I have to determine if the set $T=\bigcup\limits_{i=1}^\infty[n^2,n^2+1]$ is bounded and find the supremum and infimum if they exist. Clearly, $T=\{[1,2], [4,5], [9,10]...\}$ it is clearly bounded below by 1 and has no upper bound. I want to prove this by showing that this is a proper subset of $A=\bigcup\limits_{i=1}^\infty[n,n+1]$ as this is clearly an easier set to work with. How do I prove that $A$ is a proper subset of $T$?

Answer 1

I am assuming you have meant $T= \bigcup_{n=1}^\infty[n^2,n^2+1]$, and you want to show that $A$ is a proper subset of $T$, not $B$ since there is not $B$ in your question. There is a confusion here, $T$ is not a family of intervals, it is a union of intervals.
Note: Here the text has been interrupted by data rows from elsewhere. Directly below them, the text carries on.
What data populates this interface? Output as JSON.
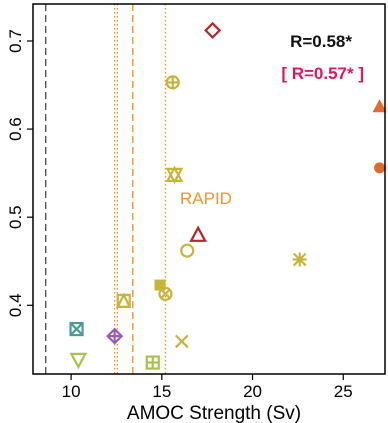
{
  "chart_data": {
    "type": "scatter",
    "title": "",
    "xlabel": "AMOC Strength (Sv)",
    "ylabel": "",
    "xlim": [
      7.9,
      27.3
    ],
    "ylim": [
      0.322,
      0.742
    ],
    "xticks": [
      10,
      15,
      20,
      25
    ],
    "yticks": [
      0.4,
      0.5,
      0.6,
      0.7
    ],
    "xtick_labels": [
      "10",
      "15",
      "20",
      "25"
    ],
    "ytick_labels": [
      "0.4",
      "0.5",
      "0.6",
      "0.7"
    ],
    "grid": false,
    "vlines": [
      {
        "x": 8.6,
        "style": "dashed",
        "color": "#555555"
      },
      {
        "x": 12.4,
        "style": "dotted",
        "color": "#f0952f"
      },
      {
        "x": 12.55,
        "style": "dotted",
        "color": "#f0952f"
      },
      {
        "x": 13.4,
        "style": "dashed",
        "color": "#f0952f"
      },
      {
        "x": 15.2,
        "style": "dotted",
        "color": "#f0952f"
      }
    ],
    "annotations": [
      {
        "text": "R=0.58*",
        "color": "#111111",
        "bold": true
      },
      {
        "text": "[ R=0.57* ]",
        "color": "#e3155f",
        "bold": true
      },
      {
        "text": "RAPID",
        "color": "#f0952f",
        "bold": false
      }
    ],
    "points": [
      {
        "x": 17.8,
        "y": 0.712,
        "marker": "diamond",
        "color": "#b8242a"
      },
      {
        "x": 15.6,
        "y": 0.653,
        "marker": "circle-plus",
        "color": "#c7b43a"
      },
      {
        "x": 27.0,
        "y": 0.626,
        "marker": "triangle-filled",
        "color": "#e36a2c"
      },
      {
        "x": 27.0,
        "y": 0.556,
        "marker": "circle-filled",
        "color": "#e36a2c"
      },
      {
        "x": 15.7,
        "y": 0.548,
        "marker": "hourglass",
        "color": "#c7b43a"
      },
      {
        "x": 17.0,
        "y": 0.48,
        "marker": "triangle",
        "color": "#b8242a"
      },
      {
        "x": 16.4,
        "y": 0.462,
        "marker": "circle",
        "color": "#c7b43a"
      },
      {
        "x": 22.6,
        "y": 0.452,
        "marker": "asterisk",
        "color": "#c7b43a"
      },
      {
        "x": 14.9,
        "y": 0.423,
        "marker": "square-filled",
        "color": "#c7b43a"
      },
      {
        "x": 15.2,
        "y": 0.413,
        "marker": "circle-cross",
        "color": "#c7b43a"
      },
      {
        "x": 12.9,
        "y": 0.405,
        "marker": "square-triangle",
        "color": "#c7b43a"
      },
      {
        "x": 10.3,
        "y": 0.373,
        "marker": "square-cross",
        "color": "#4a9a95"
      },
      {
        "x": 12.4,
        "y": 0.365,
        "marker": "diamond-plus",
        "color": "#9b5bb5"
      },
      {
        "x": 16.1,
        "y": 0.359,
        "marker": "cross",
        "color": "#c7b43a"
      },
      {
        "x": 10.4,
        "y": 0.338,
        "marker": "triangle-down",
        "color": "#a8c24a"
      },
      {
        "x": 14.5,
        "y": 0.335,
        "marker": "square-plus",
        "color": "#a8c24a"
      }
    ]
  }
}
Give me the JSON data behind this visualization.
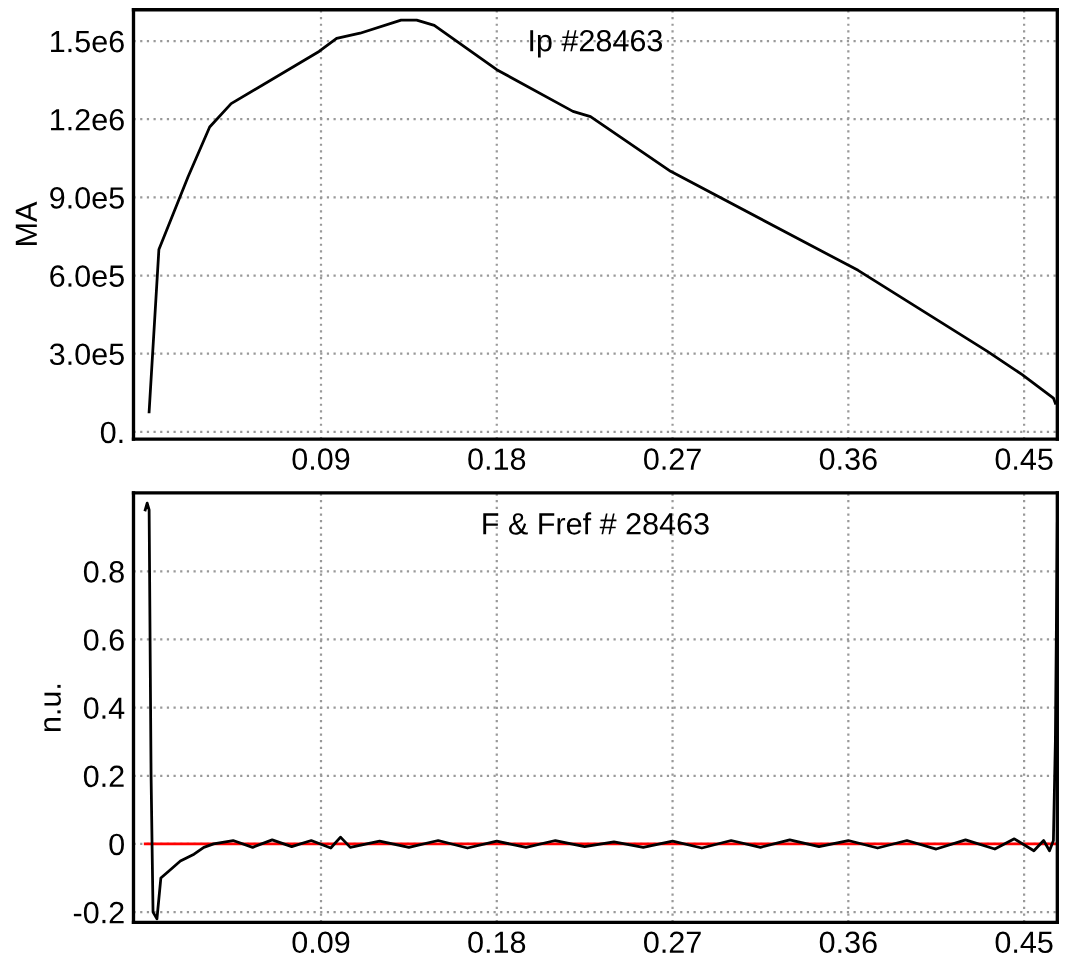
{
  "chart_data": [
    {
      "type": "line",
      "title": "Ip #28463",
      "ylabel": "MA",
      "xlim": [
        -0.006,
        0.467
      ],
      "ylim": [
        -28000,
        1620000
      ],
      "xticks": [
        0.09,
        0.18,
        0.27,
        0.36,
        0.45
      ],
      "yticks": [
        {
          "value": 0,
          "label": "0."
        },
        {
          "value": 300000,
          "label": "3.0e5"
        },
        {
          "value": 600000,
          "label": "6.0e5"
        },
        {
          "value": 900000,
          "label": "9.0e5"
        },
        {
          "value": 1200000,
          "label": "1.2e6"
        },
        {
          "value": 1500000,
          "label": "1.5e6"
        }
      ],
      "grid": true,
      "series": [
        {
          "color": "#000000",
          "x": [
            0.002,
            0.007,
            0.022,
            0.033,
            0.044,
            0.089,
            0.098,
            0.11,
            0.131,
            0.139,
            0.148,
            0.18,
            0.219,
            0.228,
            0.269,
            0.365,
            0.431,
            0.449,
            0.465,
            0.466
          ],
          "values": [
            77000,
            700000,
            980000,
            1170000,
            1260000,
            1460000,
            1510000,
            1530000,
            1580000,
            1580000,
            1560000,
            1390000,
            1230000,
            1210000,
            1000000,
            620000,
            310000,
            220000,
            130000,
            110000
          ]
        }
      ]
    },
    {
      "type": "line",
      "title": "F & Fref # 28463",
      "ylabel": "n.u.",
      "xlim": [
        -0.006,
        0.467
      ],
      "ylim": [
        -0.23,
        1.03
      ],
      "xticks": [
        0.09,
        0.18,
        0.27,
        0.36,
        0.45
      ],
      "yticks": [
        {
          "value": -0.2,
          "label": "-0.2"
        },
        0,
        0.2,
        0.4,
        0.6,
        0.8
      ],
      "grid": true,
      "series": [
        {
          "color": "#ff0000",
          "x": [
            0,
            0.467
          ],
          "values": [
            0,
            0
          ]
        },
        {
          "color": "#000000",
          "x": [
            0,
            0.001,
            0.002,
            0.003,
            0.004,
            0.006,
            0.008,
            0.012,
            0.018,
            0.025,
            0.03,
            0.035,
            0.045,
            0.055,
            0.065,
            0.075,
            0.085,
            0.095,
            0.1,
            0.105,
            0.12,
            0.135,
            0.15,
            0.165,
            0.18,
            0.195,
            0.21,
            0.225,
            0.24,
            0.255,
            0.27,
            0.285,
            0.3,
            0.315,
            0.33,
            0.345,
            0.36,
            0.375,
            0.39,
            0.405,
            0.42,
            0.435,
            0.445,
            0.455,
            0.46,
            0.463,
            0.465,
            0.466,
            0.467
          ],
          "values": [
            0.98,
            1.0,
            0.98,
            0.2,
            -0.2,
            -0.22,
            -0.1,
            -0.08,
            -0.05,
            -0.03,
            -0.01,
            0.0,
            0.01,
            -0.01,
            0.012,
            -0.008,
            0.01,
            -0.012,
            0.02,
            -0.01,
            0.008,
            -0.01,
            0.01,
            -0.012,
            0.008,
            -0.01,
            0.01,
            -0.008,
            0.006,
            -0.01,
            0.008,
            -0.012,
            0.01,
            -0.01,
            0.012,
            -0.008,
            0.01,
            -0.012,
            0.01,
            -0.015,
            0.012,
            -0.015,
            0.015,
            -0.02,
            0.01,
            -0.02,
            0.01,
            0.3,
            0.94
          ]
        }
      ]
    }
  ]
}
To show the inclusion,

Let $x \in T$, then there is $j\in \mathbb N$ such that $x\in [j^2,j^2 +1]$, since $j^2 = k \in \mathbb N$, then $x \in [k,k+1] \subset A$, thus $T \subset A$.

Now, take $3 \in A$, it is clear that $3 \in [2,3] \cap [3,4] \subset A$. But there is no interval in $T$ that contains $3$. Then $T$ is a proper subset of $A$.